Eric Pooley came to San Francisco last Tuesday to talk about his new book, The Climate War, at the offices of the Environmental Defense Fund.
The book, subtitled “True Believers, Power Brokers and the Fight to Save the Earth,” is a riveting tale of the battle to pass climate change legislation in the United States. Pooley, deputy editor of Bloomberg BusinessWeek and the former editor of Fortune magazine, embedded himself with key combatants in the climate war, including Fred Krupp, EDF’s president. (Read a review by Grist’s David Roberts here.)
It is, of course, a book without an ending as efforts to enact a cap on greenhouse gas emissions start to resemble a not-so-funny legislative version of Bill Murray’s “Groundhog Day.”
The timing of Pooley’s Tuesday talk was appropriate, as that day a new front in the climate war opened up on the West Coast when an initiative to suspend California’s landmark global warming law qualified for the Nov. 2 ballot.
The Global Warming Solutions Act of 2006, popularly known by its legislative moniker, AB 32, requires California to reduce greenhouse gas emissions to 1990 levels by 2020. One of the options to do that is to implement a statewide cap-and-trade market to limit emissions by carbon polluters such as oil refiners.
Two Texas oil companies, Valero and Tesoro, are largely funding the anti-AB 32 ballot measure, which the California secretary of state in a bit of cosmic irony has designated Proposition 23 — a reversal of 32, get it?
Prop 23 would put AB 32 on hold until the unemployment rate falls to 5.5 percent for four straight quarters, which is as likely in California as the legislature balancing the state budget four years in a row.
It promises to be an epic battle of the Old Economy vs. the New Economy — Silicon Valley green tech startups, venture capitalists, and big corporations with a stake in the nascent renewable energy economy versus the old industrial giants with the most to lose from the new green order.
“If you look at investment in clean energy, China is now investing $9 billion a month with centralized control of the energy economy the likes of which we can’t equal,” Pooley told EDFers gathered on the 28th floor of a downtown San Francisco tower. “A price on carbon would change the rules of the road and take capital off the sidelines and put it to work building clean energy infrastructure and jobs here in this country. It could happen in California first as so many things have happened in California first.”

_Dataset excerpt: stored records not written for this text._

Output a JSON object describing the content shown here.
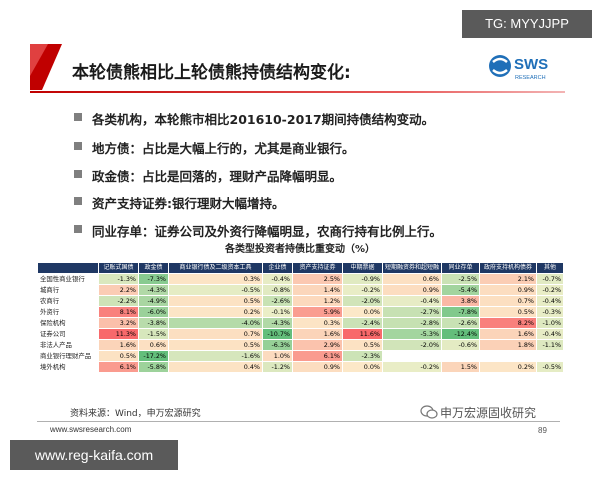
{
  "watermark_top": "TG: MYYJJPP",
  "title": "本轮债熊相比上轮债熊持债结构变化:",
  "logo": {
    "name": "SWS",
    "subtitle": "RESEARCH"
  },
  "bullets": [
    "各类机构，本轮熊市相比201610-2017期间持债结构变动。",
    "地方债：占比是大幅上行的，尤其是商业银行。",
    "政金债：占比是回落的，理财产品降幅明显。",
    "资产支持证券:银行理财大幅增持。",
    "同业存单：证券公司及外资行降幅明显，农商行持有比例上行。"
  ],
  "table": {
    "title": "各类型投资者持债比重变动（%）",
    "columns": [
      "记账式国债",
      "政金债",
      "商业银行债及二级资本工具",
      "企业债",
      "资产支持证券",
      "中期票据",
      "短期融资券和超短融",
      "同业存单",
      "政府支持机构债券",
      "其他"
    ],
    "rows": [
      {
        "label": "全国性商业银行",
        "cells": [
          "-1.3%",
          "-7.3%",
          "0.3%",
          "-0.4%",
          "2.5%",
          "-0.9%",
          "0.6%",
          "-2.5%",
          "2.1%",
          "-0.7%"
        ]
      },
      {
        "label": "城商行",
        "cells": [
          "2.2%",
          "-4.3%",
          "-0.5%",
          "-0.8%",
          "1.4%",
          "-0.2%",
          "0.9%",
          "-5.4%",
          "0.9%",
          "-0.2%"
        ]
      },
      {
        "label": "农商行",
        "cells": [
          "-2.2%",
          "-4.9%",
          "0.5%",
          "-2.6%",
          "1.2%",
          "-2.0%",
          "-0.4%",
          "3.8%",
          "0.7%",
          "-0.4%"
        ]
      },
      {
        "label": "外资行",
        "cells": [
          "8.1%",
          "-6.0%",
          "0.2%",
          "-0.1%",
          "5.9%",
          "0.0%",
          "-2.7%",
          "-7.8%",
          "0.5%",
          "-0.3%"
        ]
      },
      {
        "label": "保险机构",
        "cells": [
          "3.2%",
          "-3.8%",
          "-4.0%",
          "-4.3%",
          "0.3%",
          "-2.4%",
          "-2.8%",
          "-2.6%",
          "8.2%",
          "-1.0%"
        ]
      },
      {
        "label": "证券公司",
        "cells": [
          "11.3%",
          "-1.5%",
          "0.7%",
          "-10.7%",
          "1.6%",
          "11.6%",
          "-5.3%",
          "-12.4%",
          "1.6%",
          "-0.4%"
        ]
      },
      {
        "label": "非法人产品",
        "cells": [
          "1.6%",
          "0.6%",
          "0.5%",
          "-6.3%",
          "2.9%",
          "0.5%",
          "-2.0%",
          "-0.6%",
          "1.8%",
          "-1.1%"
        ]
      },
      {
        "label": "商业银行理财产品",
        "cells": [
          "0.5%",
          "-17.2%",
          "-1.6%",
          "1.0%",
          "6.1%",
          "-2.3%",
          null,
          null,
          null,
          null
        ]
      },
      {
        "label": "境外机构",
        "cells": [
          "6.1%",
          "-5.8%",
          "0.4%",
          "-1.2%",
          "0.9%",
          "0.0%",
          "-0.2%",
          "1.5%",
          "0.2%",
          "-0.5%"
        ]
      }
    ]
  },
  "source": "资料来源：Wind，申万宏源研究",
  "website": "www.swsresearch.com",
  "wechat": "申万宏源固收研究",
  "page_number": "89",
  "watermark_bottom": "www.reg-kaifa.com"
}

“But I really worry about this proposition,” he added. “It’s going to be tough to defeat.”
Pooley noted that the passage of AB 32 in 2006 helped put pressure on the federal government and an administration resolutely opposed to cap-and-trade. Suspension of AB 32 would take away a big playing card in the climate change poker game.
While the environment may be as Californian as the beach, redwood trees, and plastic surgery, the fight over Prop 23 makes environmentalists nervous, especially in a state with a sky-high unemployment rate.
Pooley asked Derek Walker, director of EDF’s California Climate Initiative, to handicap the electoral odds.
“When I’m asked that question, I would have said a year ago there’s no chance we’ll have a Republican senator from Massachusetts anytime soon,” Walker said. “But I think that all other things being equal, Californians have a very strong ethic for conservation and if there’s enough evidence of the green economy growing in California there’s a compelling case.”
As Pooley noted, “Nobody has done more than California to step up on this issue. There’s never going to be a perfect moment to do this. As if we all can wait for the golden day when all is in order and embrace the future. History does not work that way. Progress does not work that way. We have to rise up to meet the future or we’ll cede it to somebody else.”